Do libraries pay to use the Dewey Decimal System? Does anyone else pay to
use the numbering system, and to whom do they send the check? Would not a
deviation from the original Dewey configuration, no longer be the Dewey system?
*********************************************
At 05:24 PM 9/23/03, you wrote:
>Actually sounds like a fun place to stay.
>Jed
>
>
>Library catalog system owner sues book-based New York hotel
>September 20, 2003, 9:29 PM EDT
>
>DUBLIN, Ohio -- A global computer library service is seeking one heck of a
>fine against a New York City luxury hotel.
>
>The Library Hotel, overlooking the New York Public Library, opened in August
>2000 as an homage to the Dewey Decimal system of classifying books by topic.
>
>Each floor is dedicated to one of 10 Dewey categories. The 60 rooms are
>named for specific topics, such as room 700.003 for performing arts, with
>appropriate books inside.
>
>Trouble is, the classification system isn't in the public domain.
>
>Online Computer Library Center, a nonprofit organization based in this
>Columbus suburb, acquired the rights to Dewey Decimal in 1988 when it bought
>Forest Press.
>
>The system is continually updated, with numbers assigned to more than
>100,000 new works each year as soon as they are cataloged by the Library of
>Congress, according to the OCLC website.
>
>Now the library group is suing the Library Hotel, accusing it of trademark
>infringement.
>
>The complaint filed in U.S. District Court in Columbus on Wednesday seeks
>triple the hotel's profits since its opening or triple the organization's
>damages, whichever is greater, from hotel owner Henry Kallan.
>
>"I would term it straight-out trademark infringement," said Joseph R.

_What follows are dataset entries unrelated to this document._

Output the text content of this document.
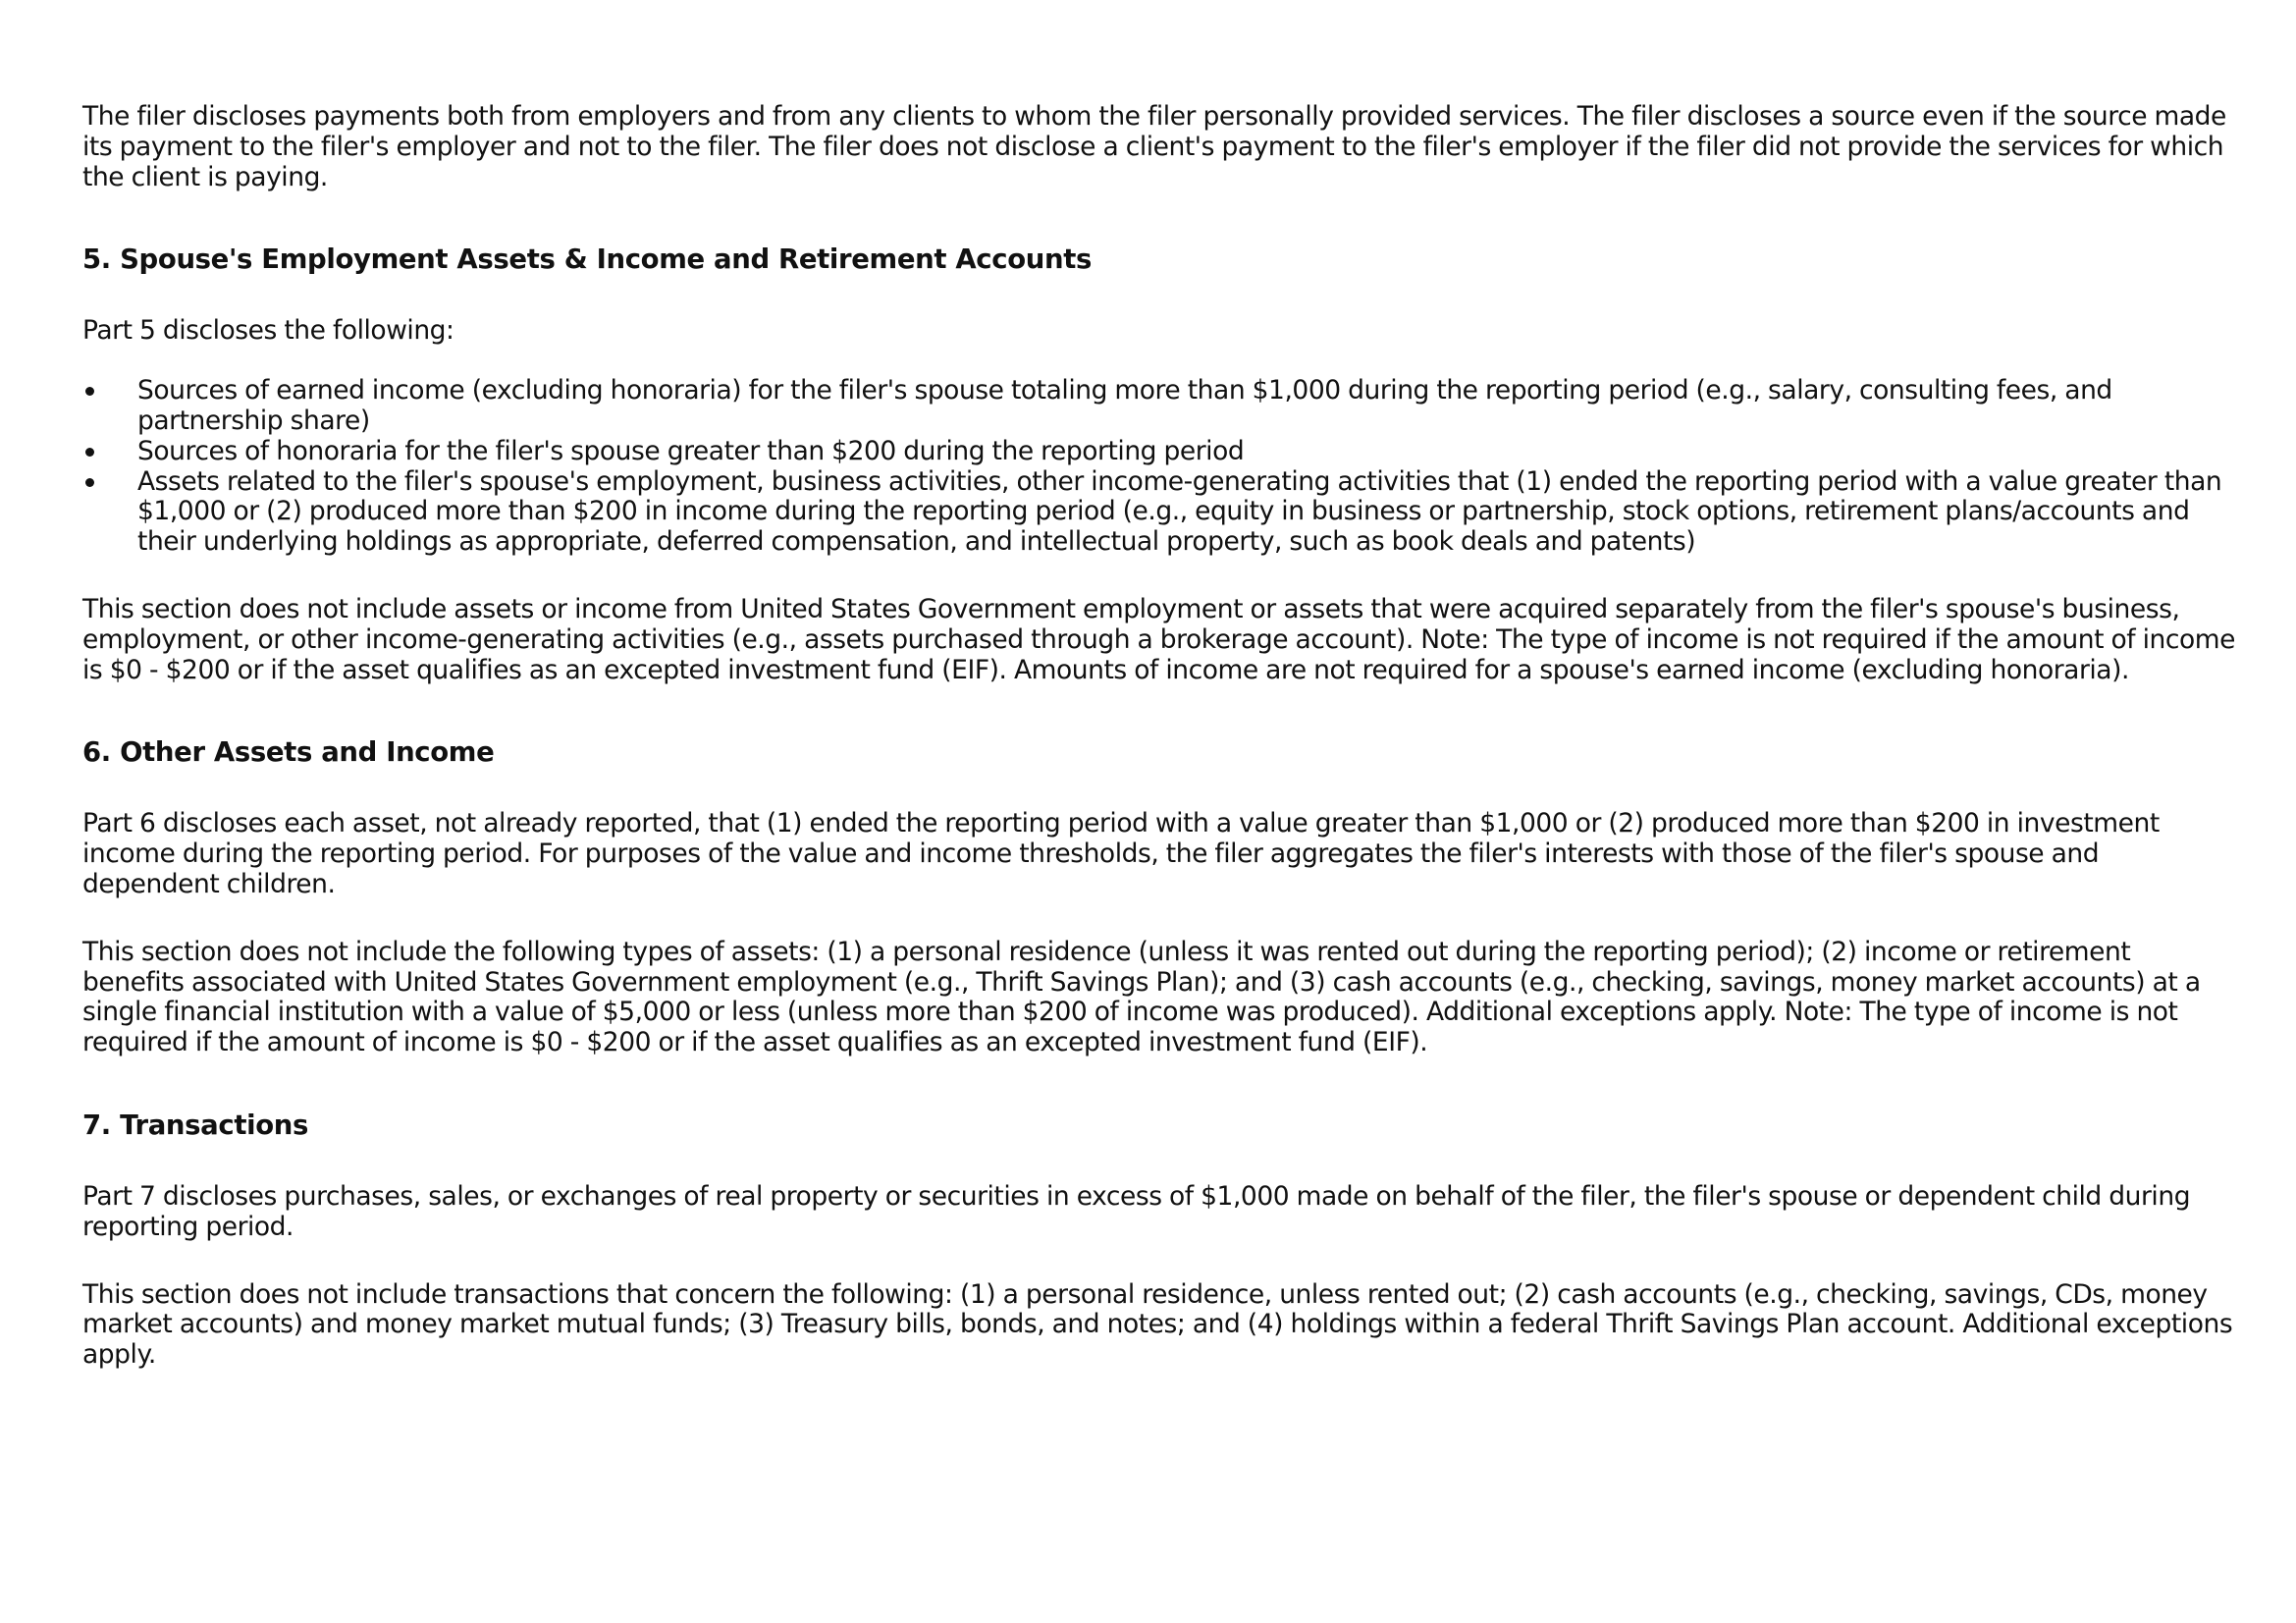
The filer discloses payments both from employers and from any clients to whom the filer personally provided services. The filer discloses a source even if the source made its payment to the filer's employer and not to the filer. The filer does not disclose a client's payment to the filer's employer if the filer did not provide the services for which the client is paying.

5. Spouse's Employment Assets & Income and Retirement Accounts

Part 5 discloses the following:

Sources of earned income (excluding honoraria) for the filer's spouse totaling more than $1,000 during the reporting period (e.g., salary, consulting fees, and partnership share)
Sources of honoraria for the filer's spouse greater than $200 during the reporting period
Assets related to the filer's spouse's employment, business activities, other income-generating activities that (1) ended the reporting period with a value greater than $1,000 or (2) produced more than $200 in income during the reporting period (e.g., equity in business or partnership, stock options, retirement plans/accounts and their underlying holdings as appropriate, deferred compensation, and intellectual property, such as book deals and patents)

This section does not include assets or income from United States Government employment or assets that were acquired separately from the filer's spouse's business, employment, or other income-generating activities (e.g., assets purchased through a brokerage account). Note: The type of income is not required if the amount of income is $0 - $200 or if the asset qualifies as an excepted investment fund (EIF). Amounts of income are not required for a spouse's earned income (excluding honoraria).

6. Other Assets and Income

Part 6 discloses each asset, not already reported, that (1) ended the reporting period with a value greater than $1,000 or (2) produced more than $200 in investment income during the reporting period. For purposes of the value and income thresholds, the filer aggregates the filer's interests with those of the filer's spouse and dependent children.

This section does not include the following types of assets: (1) a personal residence (unless it was rented out during the reporting period); (2) income or retirement benefits associated with United States Government employment (e.g., Thrift Savings Plan); and (3) cash accounts (e.g., checking, savings, money market accounts) at a single financial institution with a value of $5,000 or less (unless more than $200 of income was produced). Additional exceptions apply. Note: The type of income is not required if the amount of income is $0 - $200 or if the asset qualifies as an excepted investment fund (EIF).

7. Transactions

Part 7 discloses purchases, sales, or exchanges of real property or securities in excess of $1,000 made on behalf of the filer, the filer's spouse or dependent child during reporting period.

This section does not include transactions that concern the following: (1) a personal residence, unless rented out; (2) cash accounts (e.g., checking, savings, CDs, money market accounts) and money market mutual funds; (3) Treasury bills, bonds, and notes; and (4) holdings within a federal Thrift Savings Plan account. Additional exceptions apply.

>Dreitler, a trademark lawyer with the Columbus office of Jones Day, which
>represents the Online center.
>
>"A person who came to their Web site and looked at the way (the hotel) is
>promoted and marketed would think they were passing themselves off as
>connected with the owner of the Dewey Decimal Classification system."
>
>Melvil Dewey created the most widely used library classification system in
>1873. Each of 10 main categories, such as social sciences, mathematics or
>the arts, has thousands of subcategories, designated by decimal points.
>
>The center charges libraries at least $500 a year for its use.
>
>The center also provides computerized services such as cataloging materials,
>locating reference books and arranging interlibrary loans to more than
>45,000 libraries in 84 countries.
>
>Similar unauthorized uses of the Dewey system mostly have resulted in
>out-of-court settlements, Dreitler said.
>
>The lawsuit said the center sent three letters to Kallan from October 2000
>to October 2002, asking for acknowledgment of Online's ownership of the
>Dewey trademarks, but the hotel owner didn't respond.
>
>Hotel general manager Craig Spitzer and OCLC spokeswoman Wendy McGinnis did
>not return phone messages Saturday requesting comment on the lawsuit.
>
>Dreitler said the center is willing to settle with the hotel's owners.
>
>"At a minimum, if they want to continue to use it, there certainly has to be
>some sort of a license to the Library Hotel," he said. "We're not interested
>in putting the hotel out of business."